The real issue here is sensor usage. When Dexcom first came on the scene they positioned themselves in the classic razor/razor blade business model. Patients would purchase Starter Kits sold at or near cost and the bulk of revenue would come from the continuing sale of sensors. A model that until recently worked very well in the conventional blood glucose monitoring market. Unfortunately for Dexcom things have not followed the model. As Diabetic Investor accurately predicted sensor usage drops off dramatically after the patient has 30 to 45 days worth of data. Patients use this database of information to make adjustments to their therapy regimen and then use the device only occasionally to make sure their adjustments are working as intended. For those of you who are adjusting your previous revenue models you should figure a patient will use approximately 36 sensors annually. (15 during what we call the data gathering stage (45 days/ 3 day sensor life) and 2 per month during what we call the confirmation stage.) We doubt usage would increase much with reimbursement or the introduction of a seven day sensor. In some respects the introduction of a seven days senor could actually hurt usage numbers as patients would likely pick one week per month as their confirmation week. When modeling for the seven day sensor we recommend 17 sensors. (7 during the data gathering stage and 10 for the confirmation stage.)

It should also be noted that reimbursement won’t solve another problem with the device, the hassle of using it. When patients first get the device they are like kids on Christmas morning playing with their new toy. However this joyful experience quickly fads as they begin the routine of changing the device every three days and dealing with all the data.
This is made even worse by the fact that patients on the device still need a conventional meter to calibrate the device and confirm high and low readings. Many patients are also unhappy when a sensor fails as they have to recalibrate a new sensor and use their conventional meter until the new sensor is ready.

Even those patients Diabetic Investor has spoken with who say the like the device, aren’t using it on a regular basis. The main reason being is they really don’t need all the data and the data can cause more problems then solutions. Because the data is not real time and the device does not measure the speed or duration of glucose change patients can become confused. For example the monitor might indicate a level of 100 which is in the normal range followed by readings of 120 and 140. At first glance it appears to the patient they are headed higher and an adjustment should be made. Based on this the patient delivers more insulin to avoid the expected higher glucose levels. What the device doesn’t measure or only tells the patient when it’s too late, is that the 140 reading was the plateau and about to move lower. By administering extra insulin to avoid the expected higher readings the patient now must worry about a hypoglycemic event. Even if the patient confirmed the 140 reading with a conventional meter this does not solve the problem.

Lost on Dexcom and many in the investment community is that even the most dedicated patients have other things to do then micro-manage their diabetes. This doesn’t even take into account all the calls made to physicians by these patients who are worried they might be doing something wrong because of the data they gather. Even if the device worked perfectly it does not measure food intake, stress levels and patient activity all factors which influence glucose levels. Glucose readings are just one piece of a very complex puzzle.

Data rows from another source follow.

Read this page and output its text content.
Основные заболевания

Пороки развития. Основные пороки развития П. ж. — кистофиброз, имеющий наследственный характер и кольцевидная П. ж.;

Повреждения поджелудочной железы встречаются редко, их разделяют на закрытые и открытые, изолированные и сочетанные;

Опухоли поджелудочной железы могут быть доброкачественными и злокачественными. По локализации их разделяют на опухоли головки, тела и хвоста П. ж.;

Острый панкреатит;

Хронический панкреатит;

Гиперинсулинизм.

Solving manufacturing issues and gaining reimbursement would be step in the right direction for Dexcom but won’t take care of the more important underlying problems with continuous glucose monitoring. Perhaps one day technology will advance to the point when sensors will be smart enough to measure more than glucose. Unfortunately for Dexcom and the others in this category that day is not today and appears to be a long ways off. The bottom line here is continuous monitoring does have a future but the early hype and excitement which at one point drove Dexcom’s shares above $24 per share was premature. Reality is beginning to set in and from where Diabetic Investor sits we haven’t hit bottom. Even at these lower levels Dexcom shares are over-valued.